Two plus two adds up to Tabitha, the singer Sparrow refused to see perform. “The memorial’s on PC-TV?”

Tabs laughs. “No. I bribed the concierge into giving me the access code. I watch anything I want.” 

A camera pans the audience. “I don’t see Samantha Rowley.” 

“No, they said she’s in protective custody.”

Soldiers carrying guns line the walls of the church, as if they’ve taken it hostage. Sparrow reads the audience the way Dad reads a courtroom. Who comes to pay respects and who stays away can tell you a lot. There are three cardinals and two rows of rabbis. “Did they say who those guys are in the first row?”

“One’s the ambassador from Denmark, and I think the others are from Norway, Sweden and Finland.”

“Guess that tells us what they think of the US right now. Not surprising that none of our own leaders have shown up.”

“Yeah, not a Paternalist in sight,” Tabs says. She offers Sparrow some of her orange.

“No thanks, I’m not really hungry.”

“Bad day?”

“I was at Sotheby’s, getting ready for my auction debut.”

“Sounds like it wasn’t your idea,” Tabs offers.

“What can I say? Dad can’t resist the siren song of millions of dollars.”

“But you’re happy now that you’re doing it, right?”

Sparrow shakes her head. She can’t tell a complete stranger what she’s planning to do.

Tabs presses her lips together. The looks they exchange tell stories they can’t say aloud. “Let me see your phone.”

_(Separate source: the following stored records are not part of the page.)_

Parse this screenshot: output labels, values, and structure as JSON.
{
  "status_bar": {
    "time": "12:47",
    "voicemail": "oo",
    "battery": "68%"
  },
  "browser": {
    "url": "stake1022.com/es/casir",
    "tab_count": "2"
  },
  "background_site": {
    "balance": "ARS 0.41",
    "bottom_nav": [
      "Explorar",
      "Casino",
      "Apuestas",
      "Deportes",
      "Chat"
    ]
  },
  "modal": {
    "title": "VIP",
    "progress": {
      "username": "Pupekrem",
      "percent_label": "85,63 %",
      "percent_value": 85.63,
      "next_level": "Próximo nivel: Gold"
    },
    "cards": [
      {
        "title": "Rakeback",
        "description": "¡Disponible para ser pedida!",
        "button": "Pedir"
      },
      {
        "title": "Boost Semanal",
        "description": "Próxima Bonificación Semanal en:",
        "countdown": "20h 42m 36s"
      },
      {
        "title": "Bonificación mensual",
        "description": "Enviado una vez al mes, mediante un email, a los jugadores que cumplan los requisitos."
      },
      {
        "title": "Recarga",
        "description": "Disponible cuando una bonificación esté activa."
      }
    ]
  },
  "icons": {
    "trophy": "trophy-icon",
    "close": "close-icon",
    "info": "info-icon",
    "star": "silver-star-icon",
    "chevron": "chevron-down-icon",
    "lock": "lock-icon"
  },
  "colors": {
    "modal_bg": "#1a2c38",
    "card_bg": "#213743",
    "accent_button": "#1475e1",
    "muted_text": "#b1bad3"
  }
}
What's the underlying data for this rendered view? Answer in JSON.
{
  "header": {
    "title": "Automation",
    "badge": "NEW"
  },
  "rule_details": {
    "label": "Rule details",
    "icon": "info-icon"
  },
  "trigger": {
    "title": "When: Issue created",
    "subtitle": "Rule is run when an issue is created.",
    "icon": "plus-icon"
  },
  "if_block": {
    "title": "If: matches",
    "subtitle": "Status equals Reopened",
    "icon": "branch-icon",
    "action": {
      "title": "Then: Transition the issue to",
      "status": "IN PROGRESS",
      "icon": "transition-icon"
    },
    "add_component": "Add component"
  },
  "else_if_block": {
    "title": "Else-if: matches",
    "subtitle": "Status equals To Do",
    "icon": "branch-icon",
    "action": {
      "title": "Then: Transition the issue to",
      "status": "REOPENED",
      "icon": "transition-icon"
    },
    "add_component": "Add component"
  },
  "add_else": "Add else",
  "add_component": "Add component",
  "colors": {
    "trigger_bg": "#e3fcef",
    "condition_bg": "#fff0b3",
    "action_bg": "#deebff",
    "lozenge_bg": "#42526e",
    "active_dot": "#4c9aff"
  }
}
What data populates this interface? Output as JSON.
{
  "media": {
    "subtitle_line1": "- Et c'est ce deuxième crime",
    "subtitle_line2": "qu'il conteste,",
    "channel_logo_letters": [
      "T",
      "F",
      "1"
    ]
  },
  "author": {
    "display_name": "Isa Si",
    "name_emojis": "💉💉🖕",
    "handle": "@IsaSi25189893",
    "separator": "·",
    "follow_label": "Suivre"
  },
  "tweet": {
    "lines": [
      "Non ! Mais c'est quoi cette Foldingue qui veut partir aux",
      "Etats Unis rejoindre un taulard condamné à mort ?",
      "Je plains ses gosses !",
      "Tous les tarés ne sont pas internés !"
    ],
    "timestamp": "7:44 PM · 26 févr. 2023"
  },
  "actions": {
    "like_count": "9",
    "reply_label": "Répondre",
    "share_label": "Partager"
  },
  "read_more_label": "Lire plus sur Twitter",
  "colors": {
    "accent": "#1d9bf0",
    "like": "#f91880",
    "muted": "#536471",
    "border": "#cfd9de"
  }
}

Sparrow hands it to Tabs who peels back the sparkly cover. She smiles when she sees it’s unrestricted. “You’re resourceful. “ Tabs types in a phone number. “I’m going back to Vegas at the end of the week. You should come visit me.”

Her suggestion is bizarre beyond belief. “I never leave LA,” Sparrow blurts.

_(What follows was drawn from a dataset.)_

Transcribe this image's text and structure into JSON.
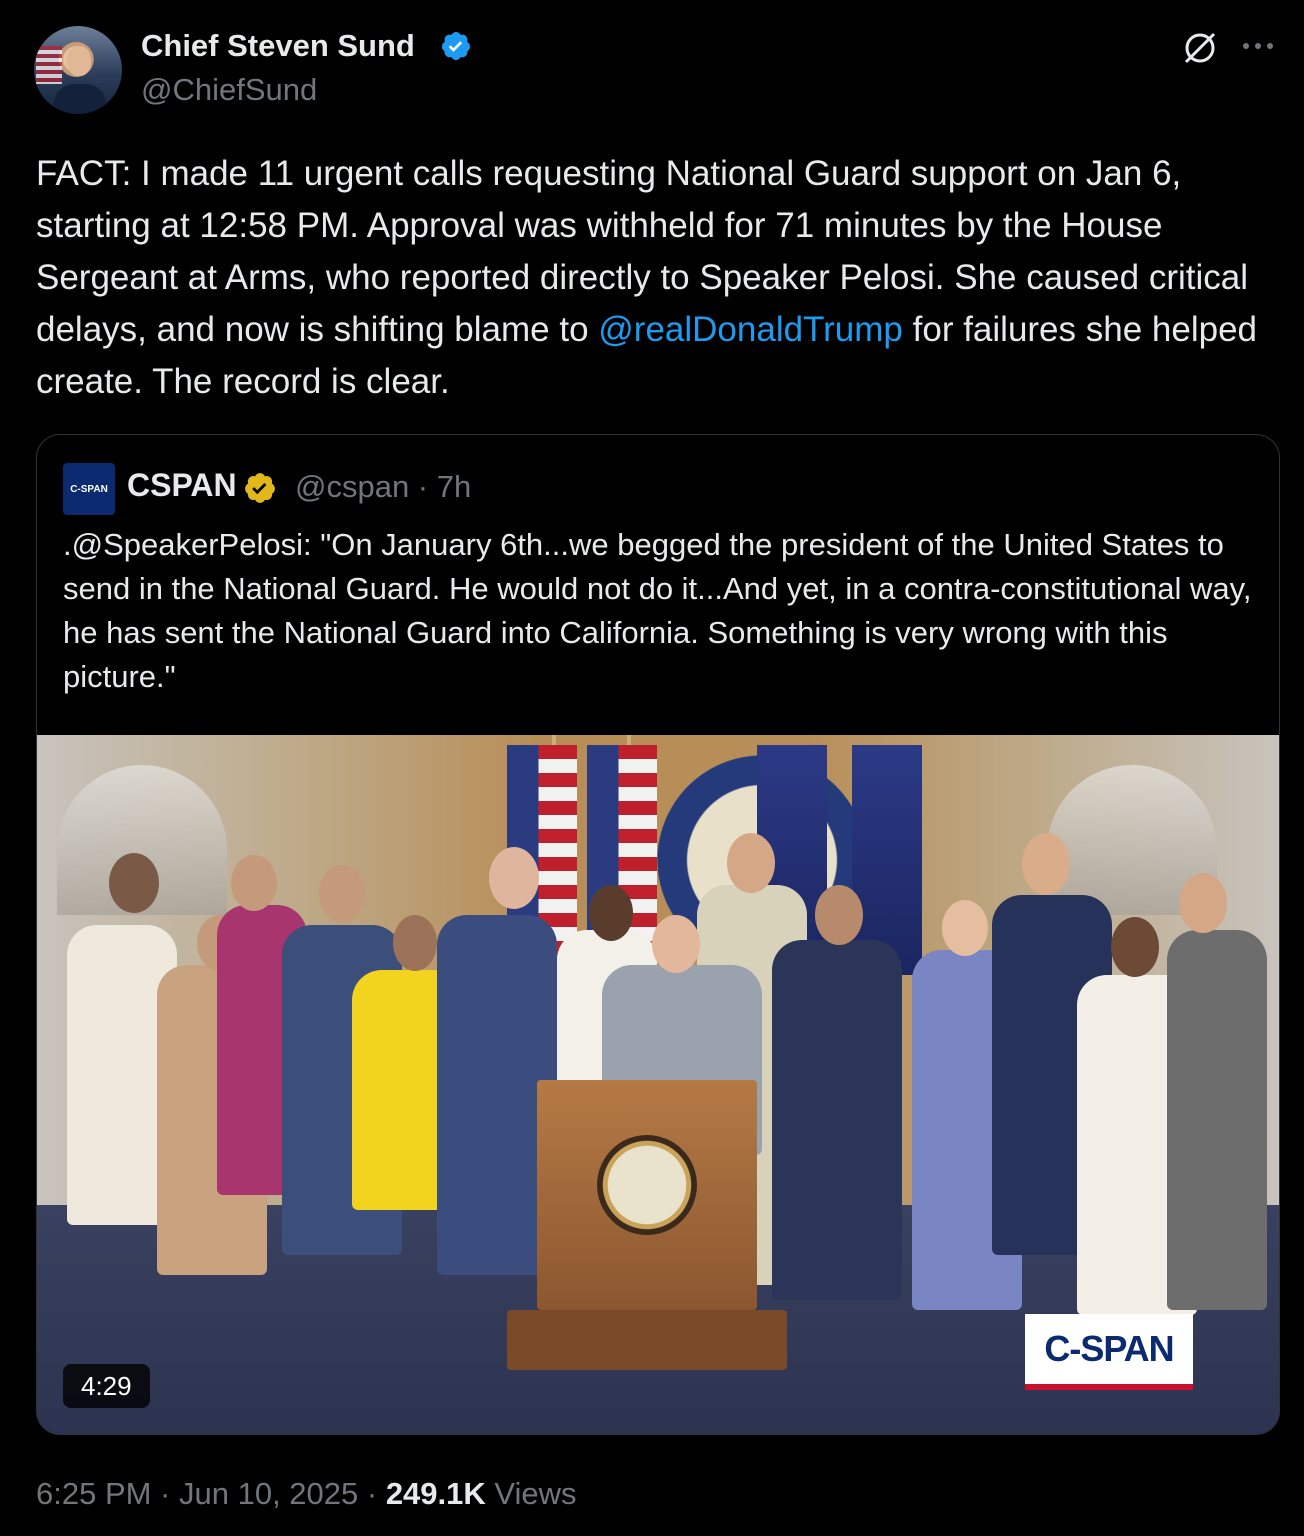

Tabs holds the phone out, but she won’t let go until Sparrow meets her eyes. “Promise you’ll call me if you do. I have a friend you should meet. She fixes things.”

Hearing what isn’t said can be a girl’s survival tool. Sparrow’s cheeks flush, because she’s sure Tabs is talking about Contracts. “Is she a lawyer?” 

“Basically.”

Sparrow’s got questions, but you never know who’s listening. It’s one thing for Tabs and her to watch restricted TV, another to plot something borderline illegal.  “Thanks.”

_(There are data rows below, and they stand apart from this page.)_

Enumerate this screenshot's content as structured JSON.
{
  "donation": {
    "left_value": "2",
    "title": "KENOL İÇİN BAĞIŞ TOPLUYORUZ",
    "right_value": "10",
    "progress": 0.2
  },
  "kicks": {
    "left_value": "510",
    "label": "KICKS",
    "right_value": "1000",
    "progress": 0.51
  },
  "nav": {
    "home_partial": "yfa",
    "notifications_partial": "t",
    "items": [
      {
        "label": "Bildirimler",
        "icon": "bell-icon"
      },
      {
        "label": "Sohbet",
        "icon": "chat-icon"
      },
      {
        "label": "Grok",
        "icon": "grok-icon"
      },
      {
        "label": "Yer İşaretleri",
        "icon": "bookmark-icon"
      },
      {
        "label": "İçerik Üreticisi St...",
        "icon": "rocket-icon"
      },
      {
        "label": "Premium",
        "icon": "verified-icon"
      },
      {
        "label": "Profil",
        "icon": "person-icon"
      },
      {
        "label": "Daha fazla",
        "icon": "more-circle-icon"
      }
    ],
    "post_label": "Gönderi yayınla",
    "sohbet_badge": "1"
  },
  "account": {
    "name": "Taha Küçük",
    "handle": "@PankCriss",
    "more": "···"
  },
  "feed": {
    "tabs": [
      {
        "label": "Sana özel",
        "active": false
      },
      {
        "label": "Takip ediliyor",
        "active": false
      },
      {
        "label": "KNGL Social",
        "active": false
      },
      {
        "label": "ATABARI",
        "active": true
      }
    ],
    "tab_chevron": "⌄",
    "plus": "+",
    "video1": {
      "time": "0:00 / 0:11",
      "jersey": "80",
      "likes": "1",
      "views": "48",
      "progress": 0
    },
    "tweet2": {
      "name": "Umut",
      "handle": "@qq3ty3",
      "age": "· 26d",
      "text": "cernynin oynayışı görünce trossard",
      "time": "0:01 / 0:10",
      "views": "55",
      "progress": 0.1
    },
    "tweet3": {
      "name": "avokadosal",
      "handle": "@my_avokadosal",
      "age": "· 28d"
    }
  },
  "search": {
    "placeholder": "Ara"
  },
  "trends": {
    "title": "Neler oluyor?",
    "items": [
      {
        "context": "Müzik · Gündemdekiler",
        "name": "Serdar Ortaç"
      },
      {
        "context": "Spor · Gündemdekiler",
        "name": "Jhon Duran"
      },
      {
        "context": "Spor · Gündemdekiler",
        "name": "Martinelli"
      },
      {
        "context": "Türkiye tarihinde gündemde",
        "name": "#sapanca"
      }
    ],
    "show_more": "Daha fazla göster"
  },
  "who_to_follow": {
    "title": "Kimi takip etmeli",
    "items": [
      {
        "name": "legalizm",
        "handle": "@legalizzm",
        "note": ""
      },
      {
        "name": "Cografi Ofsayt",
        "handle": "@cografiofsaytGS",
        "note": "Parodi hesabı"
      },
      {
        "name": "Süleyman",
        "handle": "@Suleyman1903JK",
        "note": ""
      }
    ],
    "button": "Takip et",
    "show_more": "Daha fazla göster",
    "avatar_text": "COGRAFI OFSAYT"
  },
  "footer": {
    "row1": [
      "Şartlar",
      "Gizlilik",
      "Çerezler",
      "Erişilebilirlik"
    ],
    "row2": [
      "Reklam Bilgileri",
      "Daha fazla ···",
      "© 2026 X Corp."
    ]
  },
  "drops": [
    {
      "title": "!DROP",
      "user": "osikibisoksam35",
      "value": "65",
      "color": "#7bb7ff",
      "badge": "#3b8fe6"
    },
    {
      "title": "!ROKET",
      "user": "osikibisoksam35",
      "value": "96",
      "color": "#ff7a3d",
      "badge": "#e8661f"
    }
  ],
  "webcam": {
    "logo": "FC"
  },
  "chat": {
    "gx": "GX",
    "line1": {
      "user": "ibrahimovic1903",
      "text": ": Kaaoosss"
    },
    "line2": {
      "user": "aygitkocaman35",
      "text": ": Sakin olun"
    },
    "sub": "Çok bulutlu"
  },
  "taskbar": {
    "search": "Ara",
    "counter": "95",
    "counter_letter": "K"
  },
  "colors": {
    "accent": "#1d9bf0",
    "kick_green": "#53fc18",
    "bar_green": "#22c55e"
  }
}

Tabs scoots off the couch. “Got to go. Curtain’s up at 8:30.” 

Sparrow stays and watches the pallbearers carry Henry Forester’s coffin out of the church. According to the voiceover, the coffin is empty. They couldn’t scrape enough of the lawyer together to put inside. 

 When the memorial ends, the news goes international. Sparrow switches from one world hotspot to another. Riots in the Middle East. Pirates in international waters. A suicide bomber in London. She clicks past them until she’s stopped by a clip from Myanmar.

A man in orange red robes sits cross-legged in a street, his clothing on fire. He stares straight ahead, not making a sound. Flames lick his face, and the crowd of people watching him are praying, but not one tries to stop him. 

Soldiers rush into the crowd, shoving people with the butts of their guns. They reach the circle, but the monk’s skin and robes are charred black. When the soldiers face the crowd, hundreds of eyes are trained on them.

The headline rolls across the bottom of the screen: Monk Protests Government Repression. 

The program switches to a commercial and Sparrow clicks off the TV. The image of the monk is seared into her brain. A match and a can of gasoline, and this silent man forced the world to listen.